PyTorch is a key part of the IBM open source and product offerings. IBM has contributors supporting the open source PyTorch codebase, and we are adding multi-architecture support in PyTorch by enabling builds for Power architecture. There are other interesting projects that came out of IBM Research like Large Model Support and an open source framework for seq2seq models in PyTorch.
Fabric for Deep Learning supports distributed deep learning training capability found in PyTorch 1.0. FfDL can provision the requested number of nodes and GPUs with a shared file system on Kubernetes that lets each node easily initialize and synchronize with the collective process group. From there, users can update gradients with various point-to-point, collective, or multi-GPU collective communication.
Fabric for Deep Learning (FfDL) now supports both PyTorch 1.0 and the ONNX model format. We also provide several examples to demonstrate how to get started with defining the PyTorch process group with different types of communication back ends, then train the model with distributed data parallelism.
We've fully tested FfDL with the new PyTorch distributed training mechanisms using GLOO, NCCL, and MPI communication back ends to sync the model parameters.
GLOO | MPI | NCCL | |
---|---|---|---|
CPU | ✔ | ✔ | x |
GPU | ✔ | ✔ | ✔ |
PyTorch 1.0 tested examples have been added. Following are PyTorch 1.0 distributed examples with
In addition, we also support PyTorch 0.41 distributed training leveraging Uber's Horovod mechanism.
FfDL also has added a tech preview for ONNX integration, which is a key feature of PyTorch 1.0.
To save the models in ONNX format, you can run your usual model training functions to train the model and save the model using the native torch.onnx function similar to saving a PyTorch model. This removed the abstractions between converting within the different training and serving frameworks you have in your organization. After you have your model converted to ONNX, you can simply load it to any serving back end and start using the model.

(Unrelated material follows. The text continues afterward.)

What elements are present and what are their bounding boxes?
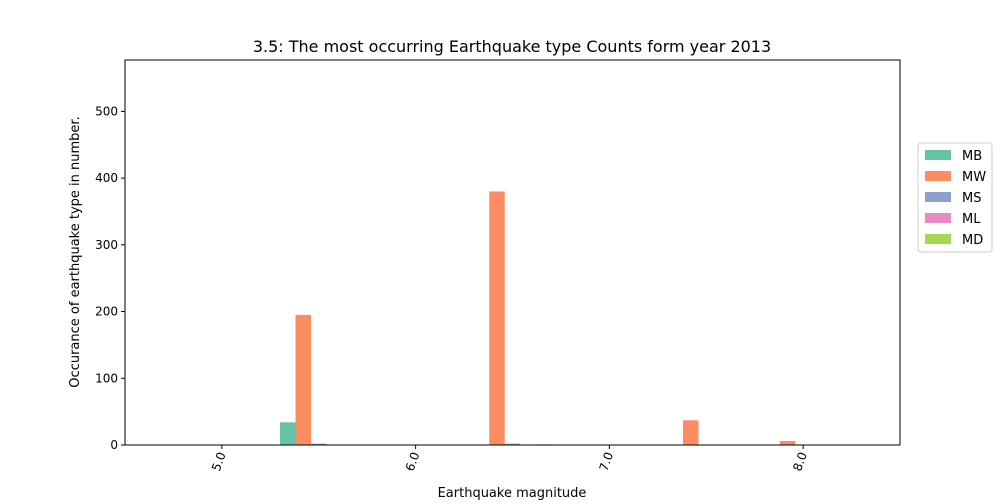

To complete the pipeline, Fabric for Deep Learning has integration with Seldon. Apart from serving PyTorch and TensorFlow models, Seldon recently announced the ability to serve ONNX models with an Intel's nGraph back end, designed to optimize the inferencing performance, using CPUs.
With this, we can craft an end-to-end pipeline to convert FfDL-trained models to ONNX and serve it with Seldon. Furthermore, because FfDL can save trained models to Object Storage using the Flex volume on Kubernetes, we have improved the integration with Seldon as well to load the saved model directly from the FLEX volume, which can save the serving image disk space, generalize model wrapper definition, and improve scalability.